Reverse Shot's List of Best Films of 2010
A lot of "best of the year" lists of movies are terribly similar, and this year they seemed especially so. I like such lists mostly as ways to discover film I haven't heard of, and though by the time I got to Reverse Shot's list, I knew about most of the titles on it, I found the selection refreshingly different from most. (My basic criterion for whether I trusted a critic's listmaking this year was if they included Inception on their list or not. If it was there, I didn't think they'd either seen enough movies or developed enough judgment; if it was absent, I was willing to take a look at what they had to say.) Reverse Shot's list of the 11 films they most hated this year is amusing, but not nearly as valuable as their list of bests.

New Deal Sally: 2010 Top Ten
This may be the best-written top ten list I've read yet this year. I like a lot of the choices, but more than that, the whole thing reads as much like a personal essay as a list.

Matt Zoller Seitz's video essays on the Best Scenes of 2010
Seitz's video essays are always worth watching, and these are no exception -- creative, precise, informative. Any of us might come up with a totally different set of scenes from 2010's films, but few people are as skilled at creating video essays to explicate what they see in a film the way Seitz is.

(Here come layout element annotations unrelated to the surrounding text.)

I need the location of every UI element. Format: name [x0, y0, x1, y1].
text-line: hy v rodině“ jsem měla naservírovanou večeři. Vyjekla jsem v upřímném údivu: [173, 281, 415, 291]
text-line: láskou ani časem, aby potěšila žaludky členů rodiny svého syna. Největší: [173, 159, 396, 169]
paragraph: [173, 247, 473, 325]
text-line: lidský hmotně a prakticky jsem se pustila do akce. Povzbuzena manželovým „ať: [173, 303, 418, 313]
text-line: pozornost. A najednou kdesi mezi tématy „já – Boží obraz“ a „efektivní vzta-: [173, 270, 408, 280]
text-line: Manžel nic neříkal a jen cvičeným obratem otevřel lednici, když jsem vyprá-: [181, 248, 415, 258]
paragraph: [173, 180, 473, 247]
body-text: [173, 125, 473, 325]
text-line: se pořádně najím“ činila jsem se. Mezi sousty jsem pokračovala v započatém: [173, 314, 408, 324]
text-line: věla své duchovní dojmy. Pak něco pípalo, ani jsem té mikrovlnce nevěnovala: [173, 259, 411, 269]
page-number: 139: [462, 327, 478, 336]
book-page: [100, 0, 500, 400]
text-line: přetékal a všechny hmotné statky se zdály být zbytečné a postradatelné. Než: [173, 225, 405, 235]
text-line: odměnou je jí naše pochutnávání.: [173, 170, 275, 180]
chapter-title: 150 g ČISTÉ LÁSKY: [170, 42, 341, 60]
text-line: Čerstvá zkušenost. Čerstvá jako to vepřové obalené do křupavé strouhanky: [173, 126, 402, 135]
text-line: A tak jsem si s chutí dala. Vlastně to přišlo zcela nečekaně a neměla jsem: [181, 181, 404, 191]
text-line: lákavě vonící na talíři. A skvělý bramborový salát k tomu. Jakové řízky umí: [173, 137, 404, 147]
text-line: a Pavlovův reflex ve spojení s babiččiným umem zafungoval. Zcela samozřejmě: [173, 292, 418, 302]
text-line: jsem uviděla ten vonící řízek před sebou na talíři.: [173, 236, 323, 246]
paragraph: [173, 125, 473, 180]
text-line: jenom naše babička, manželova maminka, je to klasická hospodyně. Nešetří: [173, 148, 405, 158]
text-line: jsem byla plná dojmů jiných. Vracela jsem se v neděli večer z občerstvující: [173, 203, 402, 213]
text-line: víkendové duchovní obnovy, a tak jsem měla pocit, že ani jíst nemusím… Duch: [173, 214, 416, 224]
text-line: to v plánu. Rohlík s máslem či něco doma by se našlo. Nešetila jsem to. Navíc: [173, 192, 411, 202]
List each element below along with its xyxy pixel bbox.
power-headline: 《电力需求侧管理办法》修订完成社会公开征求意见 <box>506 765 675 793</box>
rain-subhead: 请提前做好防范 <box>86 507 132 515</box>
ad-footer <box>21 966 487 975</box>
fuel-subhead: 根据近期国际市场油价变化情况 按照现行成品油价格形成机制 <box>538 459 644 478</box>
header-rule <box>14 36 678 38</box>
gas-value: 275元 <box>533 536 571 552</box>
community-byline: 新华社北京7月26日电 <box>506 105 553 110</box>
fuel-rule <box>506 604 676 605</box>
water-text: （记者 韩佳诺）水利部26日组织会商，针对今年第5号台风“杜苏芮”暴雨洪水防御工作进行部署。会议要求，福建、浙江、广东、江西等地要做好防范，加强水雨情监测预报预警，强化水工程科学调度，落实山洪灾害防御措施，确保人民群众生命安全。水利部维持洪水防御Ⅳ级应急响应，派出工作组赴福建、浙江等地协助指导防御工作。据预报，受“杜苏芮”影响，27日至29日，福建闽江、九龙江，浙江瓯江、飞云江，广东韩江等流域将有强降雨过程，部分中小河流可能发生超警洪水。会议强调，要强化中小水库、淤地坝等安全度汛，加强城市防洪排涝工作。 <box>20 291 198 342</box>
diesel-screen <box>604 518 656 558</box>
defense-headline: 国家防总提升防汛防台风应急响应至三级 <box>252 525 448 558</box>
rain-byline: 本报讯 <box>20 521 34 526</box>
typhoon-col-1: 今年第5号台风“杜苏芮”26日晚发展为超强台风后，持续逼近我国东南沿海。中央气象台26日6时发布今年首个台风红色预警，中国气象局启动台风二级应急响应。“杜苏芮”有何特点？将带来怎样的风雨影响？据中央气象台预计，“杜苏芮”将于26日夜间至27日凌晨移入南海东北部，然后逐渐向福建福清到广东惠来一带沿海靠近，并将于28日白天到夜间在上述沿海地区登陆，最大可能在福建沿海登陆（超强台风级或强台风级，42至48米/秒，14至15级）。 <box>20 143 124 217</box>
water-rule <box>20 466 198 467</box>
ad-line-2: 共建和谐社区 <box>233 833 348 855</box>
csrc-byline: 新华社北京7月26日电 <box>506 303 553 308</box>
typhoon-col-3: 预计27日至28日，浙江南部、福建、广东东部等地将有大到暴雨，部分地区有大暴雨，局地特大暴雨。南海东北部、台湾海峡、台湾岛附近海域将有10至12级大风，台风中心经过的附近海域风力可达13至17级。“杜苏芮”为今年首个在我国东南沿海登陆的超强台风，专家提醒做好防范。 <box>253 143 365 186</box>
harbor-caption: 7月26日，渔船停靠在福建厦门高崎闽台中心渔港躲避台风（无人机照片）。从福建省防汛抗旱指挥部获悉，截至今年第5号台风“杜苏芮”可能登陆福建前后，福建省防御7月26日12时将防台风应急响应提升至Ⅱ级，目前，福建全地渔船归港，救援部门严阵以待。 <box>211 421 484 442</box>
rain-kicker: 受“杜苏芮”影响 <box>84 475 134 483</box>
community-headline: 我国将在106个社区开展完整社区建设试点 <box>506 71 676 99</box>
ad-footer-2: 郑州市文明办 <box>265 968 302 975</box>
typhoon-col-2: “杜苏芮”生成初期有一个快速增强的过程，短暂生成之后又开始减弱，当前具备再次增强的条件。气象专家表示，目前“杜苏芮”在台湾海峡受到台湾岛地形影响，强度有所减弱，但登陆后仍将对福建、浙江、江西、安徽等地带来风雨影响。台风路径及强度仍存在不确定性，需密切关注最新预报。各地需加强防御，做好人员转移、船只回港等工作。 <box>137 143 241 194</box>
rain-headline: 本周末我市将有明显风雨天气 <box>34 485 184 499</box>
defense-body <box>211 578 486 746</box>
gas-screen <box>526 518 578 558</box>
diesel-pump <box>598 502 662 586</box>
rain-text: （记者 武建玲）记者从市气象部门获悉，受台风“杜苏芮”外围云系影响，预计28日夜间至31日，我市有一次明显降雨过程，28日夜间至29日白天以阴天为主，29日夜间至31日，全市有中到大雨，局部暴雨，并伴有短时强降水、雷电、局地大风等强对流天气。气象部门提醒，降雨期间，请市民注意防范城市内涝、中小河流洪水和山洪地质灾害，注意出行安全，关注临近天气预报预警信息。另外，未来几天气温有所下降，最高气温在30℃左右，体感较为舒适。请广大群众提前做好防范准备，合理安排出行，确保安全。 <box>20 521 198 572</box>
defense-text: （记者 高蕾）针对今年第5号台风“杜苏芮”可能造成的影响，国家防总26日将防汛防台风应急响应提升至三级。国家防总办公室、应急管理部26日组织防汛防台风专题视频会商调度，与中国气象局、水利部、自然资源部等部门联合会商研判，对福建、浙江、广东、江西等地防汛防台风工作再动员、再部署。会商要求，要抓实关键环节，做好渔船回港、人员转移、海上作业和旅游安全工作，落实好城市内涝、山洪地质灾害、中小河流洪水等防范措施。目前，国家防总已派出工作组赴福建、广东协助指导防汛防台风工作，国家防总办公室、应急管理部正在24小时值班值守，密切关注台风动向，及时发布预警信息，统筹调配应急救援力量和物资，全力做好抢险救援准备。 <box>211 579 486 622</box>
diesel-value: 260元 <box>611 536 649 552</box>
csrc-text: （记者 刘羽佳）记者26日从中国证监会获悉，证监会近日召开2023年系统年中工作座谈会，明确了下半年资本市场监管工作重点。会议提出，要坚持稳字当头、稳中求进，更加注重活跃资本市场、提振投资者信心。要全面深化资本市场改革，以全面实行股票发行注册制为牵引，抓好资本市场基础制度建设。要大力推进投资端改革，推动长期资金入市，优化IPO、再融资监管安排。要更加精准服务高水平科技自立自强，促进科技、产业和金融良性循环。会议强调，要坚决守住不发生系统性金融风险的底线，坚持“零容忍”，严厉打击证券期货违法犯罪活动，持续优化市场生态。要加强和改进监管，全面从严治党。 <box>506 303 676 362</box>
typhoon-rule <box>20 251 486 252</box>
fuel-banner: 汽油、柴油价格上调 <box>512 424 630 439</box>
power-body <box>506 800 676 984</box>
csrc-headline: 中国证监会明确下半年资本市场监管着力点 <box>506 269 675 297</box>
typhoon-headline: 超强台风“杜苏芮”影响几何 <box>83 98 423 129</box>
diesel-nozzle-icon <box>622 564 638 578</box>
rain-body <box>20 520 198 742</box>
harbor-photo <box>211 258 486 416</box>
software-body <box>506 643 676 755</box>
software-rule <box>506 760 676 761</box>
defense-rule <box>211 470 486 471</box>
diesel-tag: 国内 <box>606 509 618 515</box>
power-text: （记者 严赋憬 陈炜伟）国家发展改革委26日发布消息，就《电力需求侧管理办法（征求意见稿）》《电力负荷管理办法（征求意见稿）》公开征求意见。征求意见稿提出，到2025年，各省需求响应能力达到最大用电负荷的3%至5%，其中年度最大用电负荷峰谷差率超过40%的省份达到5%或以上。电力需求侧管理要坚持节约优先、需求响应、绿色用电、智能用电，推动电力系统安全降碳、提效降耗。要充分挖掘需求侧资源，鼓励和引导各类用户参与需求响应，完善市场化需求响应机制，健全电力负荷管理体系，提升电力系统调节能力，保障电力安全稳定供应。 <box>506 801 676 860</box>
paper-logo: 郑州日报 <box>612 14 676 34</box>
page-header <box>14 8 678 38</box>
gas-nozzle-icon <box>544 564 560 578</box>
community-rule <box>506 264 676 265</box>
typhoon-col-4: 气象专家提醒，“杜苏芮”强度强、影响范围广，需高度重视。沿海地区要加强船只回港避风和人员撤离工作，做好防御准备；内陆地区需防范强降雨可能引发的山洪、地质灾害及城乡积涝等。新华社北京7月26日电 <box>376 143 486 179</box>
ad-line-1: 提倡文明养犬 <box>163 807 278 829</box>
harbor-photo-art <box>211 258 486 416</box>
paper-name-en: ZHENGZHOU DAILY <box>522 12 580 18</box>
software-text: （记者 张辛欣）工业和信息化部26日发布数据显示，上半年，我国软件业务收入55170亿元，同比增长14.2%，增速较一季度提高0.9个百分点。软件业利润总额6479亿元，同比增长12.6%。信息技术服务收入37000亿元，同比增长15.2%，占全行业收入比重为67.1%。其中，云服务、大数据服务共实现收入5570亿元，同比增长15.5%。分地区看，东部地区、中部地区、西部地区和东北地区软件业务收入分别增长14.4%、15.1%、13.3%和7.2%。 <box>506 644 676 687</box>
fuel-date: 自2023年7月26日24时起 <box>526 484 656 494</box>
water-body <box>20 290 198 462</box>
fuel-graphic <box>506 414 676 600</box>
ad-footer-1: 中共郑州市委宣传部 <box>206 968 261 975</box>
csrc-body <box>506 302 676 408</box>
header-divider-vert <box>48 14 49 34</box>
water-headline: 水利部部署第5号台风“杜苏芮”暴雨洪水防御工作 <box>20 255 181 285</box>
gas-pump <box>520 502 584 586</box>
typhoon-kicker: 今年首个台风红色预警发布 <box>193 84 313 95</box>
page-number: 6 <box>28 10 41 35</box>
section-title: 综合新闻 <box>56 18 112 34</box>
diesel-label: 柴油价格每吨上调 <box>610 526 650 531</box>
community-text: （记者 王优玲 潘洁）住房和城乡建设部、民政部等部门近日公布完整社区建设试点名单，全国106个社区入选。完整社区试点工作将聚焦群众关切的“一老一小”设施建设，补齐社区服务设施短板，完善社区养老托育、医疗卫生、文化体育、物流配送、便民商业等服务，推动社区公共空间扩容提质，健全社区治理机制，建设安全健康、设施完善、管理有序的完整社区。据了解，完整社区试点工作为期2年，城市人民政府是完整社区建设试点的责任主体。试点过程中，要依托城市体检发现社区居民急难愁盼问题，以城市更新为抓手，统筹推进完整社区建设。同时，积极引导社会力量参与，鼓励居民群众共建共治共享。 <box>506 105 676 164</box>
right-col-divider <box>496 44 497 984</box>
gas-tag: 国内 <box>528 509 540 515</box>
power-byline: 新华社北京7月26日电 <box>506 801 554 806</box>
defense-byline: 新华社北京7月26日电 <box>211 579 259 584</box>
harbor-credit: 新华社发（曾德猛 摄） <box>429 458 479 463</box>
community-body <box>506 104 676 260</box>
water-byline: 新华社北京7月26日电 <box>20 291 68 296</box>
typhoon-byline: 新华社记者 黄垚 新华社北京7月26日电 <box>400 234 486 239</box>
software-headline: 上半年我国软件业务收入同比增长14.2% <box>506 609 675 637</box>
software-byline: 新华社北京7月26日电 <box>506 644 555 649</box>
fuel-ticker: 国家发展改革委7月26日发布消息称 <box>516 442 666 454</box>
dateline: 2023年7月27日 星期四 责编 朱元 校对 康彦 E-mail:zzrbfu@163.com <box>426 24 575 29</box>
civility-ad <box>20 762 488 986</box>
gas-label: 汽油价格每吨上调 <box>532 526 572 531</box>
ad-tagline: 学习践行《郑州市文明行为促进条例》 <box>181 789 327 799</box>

DVD Beaver's List of the Best DVDs and Blu-Rays of the Year
This is actually a bunch of different people's lists, and then at the end is an aggregated list. DVD Beaver is one of the essential internet sites for me, with hugely valuable comparisons of different home video editions of all sorts of films. They're global, though English-language-focused, in the editions they compare, which is helpful, and these lists are no exception to that.

Finally, a non-film list:

John Sutherland's Top 10 Books About Books
What I most like about this list is that it doesn't go in for cheap shots against academics, and it's also a nice corrective to folks who say that the only people who should write criticism are people who also write novels or poetry or some such thing -- Sontag is the only one on the list who I know to have done so with any seriousness. These are writers whose art is criticism, and though my own pantheon might be somewhat different, or I might choose different samples of their work (for instance, starting with S/Z seems to me a tough way to get to know Barthes) -- but if a reader wanted to get a sense of some of the possibilities serious literary criticism can offer, they could do a lot worse than to take a look at these books.